“Still, if he had been captured we should have heard of it,” Mr. Marx objected.

“Probably. And yet I don’t see why. I should not, at any rate, as I have been away at the monastery; and you, I don’t know how you would have heard of it, unless you read the local papers.”

“A weakness of which I am not guilty,” he answered drily. “Nor have I been outside the grounds. We have been hard at work.”

“Did you walk here?” I asked.

He shook his head.

“I came down in a trap from the Castle, but the man was going to Mellborough and I told him not to wait for me. You won’t walk across the park with me, I suppose, just to get an appetite for dinner? It’s a splendid evening.”
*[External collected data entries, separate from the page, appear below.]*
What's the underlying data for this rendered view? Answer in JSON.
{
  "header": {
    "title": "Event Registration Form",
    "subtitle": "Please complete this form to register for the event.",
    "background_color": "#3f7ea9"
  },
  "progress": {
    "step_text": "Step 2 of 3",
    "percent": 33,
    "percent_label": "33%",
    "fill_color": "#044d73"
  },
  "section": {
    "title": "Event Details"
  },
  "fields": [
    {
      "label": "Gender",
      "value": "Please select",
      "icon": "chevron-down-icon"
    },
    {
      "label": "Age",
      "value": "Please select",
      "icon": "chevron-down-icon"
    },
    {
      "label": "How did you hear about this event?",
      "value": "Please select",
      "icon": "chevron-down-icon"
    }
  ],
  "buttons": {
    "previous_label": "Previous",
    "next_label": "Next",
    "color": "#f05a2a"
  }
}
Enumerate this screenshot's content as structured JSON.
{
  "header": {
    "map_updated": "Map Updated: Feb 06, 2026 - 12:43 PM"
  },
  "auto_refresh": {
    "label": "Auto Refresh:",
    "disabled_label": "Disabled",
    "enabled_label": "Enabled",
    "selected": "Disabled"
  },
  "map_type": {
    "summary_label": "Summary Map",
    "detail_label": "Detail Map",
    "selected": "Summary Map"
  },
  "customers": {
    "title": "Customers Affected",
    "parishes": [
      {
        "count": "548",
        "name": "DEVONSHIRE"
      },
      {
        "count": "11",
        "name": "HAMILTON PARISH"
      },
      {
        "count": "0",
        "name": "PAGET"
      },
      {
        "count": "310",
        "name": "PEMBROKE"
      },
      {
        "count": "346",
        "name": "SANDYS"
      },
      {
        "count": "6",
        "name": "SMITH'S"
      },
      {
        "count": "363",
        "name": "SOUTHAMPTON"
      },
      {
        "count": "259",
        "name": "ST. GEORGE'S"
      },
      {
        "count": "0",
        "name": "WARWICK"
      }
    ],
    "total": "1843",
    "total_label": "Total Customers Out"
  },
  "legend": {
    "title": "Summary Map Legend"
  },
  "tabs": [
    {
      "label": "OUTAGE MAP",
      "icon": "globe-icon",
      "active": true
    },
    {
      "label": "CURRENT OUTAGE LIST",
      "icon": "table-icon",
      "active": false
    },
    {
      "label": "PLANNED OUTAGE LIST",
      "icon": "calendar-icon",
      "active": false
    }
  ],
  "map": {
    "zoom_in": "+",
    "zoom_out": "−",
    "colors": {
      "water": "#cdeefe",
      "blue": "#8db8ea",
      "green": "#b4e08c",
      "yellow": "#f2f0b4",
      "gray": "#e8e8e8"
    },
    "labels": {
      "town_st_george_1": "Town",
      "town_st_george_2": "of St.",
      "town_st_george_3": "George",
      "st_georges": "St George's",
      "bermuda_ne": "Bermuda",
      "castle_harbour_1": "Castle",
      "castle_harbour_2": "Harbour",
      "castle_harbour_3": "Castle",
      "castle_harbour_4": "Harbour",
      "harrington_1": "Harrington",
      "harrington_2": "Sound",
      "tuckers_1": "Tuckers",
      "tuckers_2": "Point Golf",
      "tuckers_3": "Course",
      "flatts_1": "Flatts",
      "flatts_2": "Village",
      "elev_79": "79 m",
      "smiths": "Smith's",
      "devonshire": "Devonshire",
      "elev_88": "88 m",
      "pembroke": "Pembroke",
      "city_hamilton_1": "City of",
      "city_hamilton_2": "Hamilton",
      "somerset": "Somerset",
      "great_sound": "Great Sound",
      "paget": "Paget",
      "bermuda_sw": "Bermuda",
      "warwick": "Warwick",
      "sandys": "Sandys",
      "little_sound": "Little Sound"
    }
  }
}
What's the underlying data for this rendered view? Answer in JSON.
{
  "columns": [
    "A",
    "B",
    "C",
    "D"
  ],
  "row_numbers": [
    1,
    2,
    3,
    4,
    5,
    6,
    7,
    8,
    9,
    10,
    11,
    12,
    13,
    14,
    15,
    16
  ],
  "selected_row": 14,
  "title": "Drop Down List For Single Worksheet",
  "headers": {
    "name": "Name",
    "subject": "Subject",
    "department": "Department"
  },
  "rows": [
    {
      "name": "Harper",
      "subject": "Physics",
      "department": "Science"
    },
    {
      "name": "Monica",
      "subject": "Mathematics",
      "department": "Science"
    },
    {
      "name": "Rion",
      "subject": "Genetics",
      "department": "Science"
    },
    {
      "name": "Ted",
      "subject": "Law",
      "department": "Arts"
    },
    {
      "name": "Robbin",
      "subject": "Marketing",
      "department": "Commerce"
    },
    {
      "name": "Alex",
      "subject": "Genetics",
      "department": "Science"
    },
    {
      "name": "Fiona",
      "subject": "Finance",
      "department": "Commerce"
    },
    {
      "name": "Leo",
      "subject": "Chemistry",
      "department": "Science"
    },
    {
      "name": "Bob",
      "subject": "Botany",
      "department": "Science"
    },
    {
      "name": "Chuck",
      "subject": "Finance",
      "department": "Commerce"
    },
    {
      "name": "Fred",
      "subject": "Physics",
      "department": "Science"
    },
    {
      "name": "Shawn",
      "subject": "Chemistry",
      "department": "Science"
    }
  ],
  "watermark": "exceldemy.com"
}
I looked at him furtively, but closely. Yes, Mr. Marx was a coward, in addition to his other slight demerits.

“No, thanks,” I answered shortly. “I’ve had a long walk already today. Good evening!”

I turned back into the sitting-room, but before I had reached my easy-chair I began to think that I was scarcely behaving well. After all, Mr. Marx was a middle-aged man, and it was possible that his strength might have been sapped by the brain labour in which he was constantly engaged and his sedentary life.

Supposing he were to encounter this lunatic and suffer at his hands, perhaps even lose his life, should I not blame myself? I came to a speedy decision. I would let him have his fright, but I would follow him at a little distance and see that he came to no harm.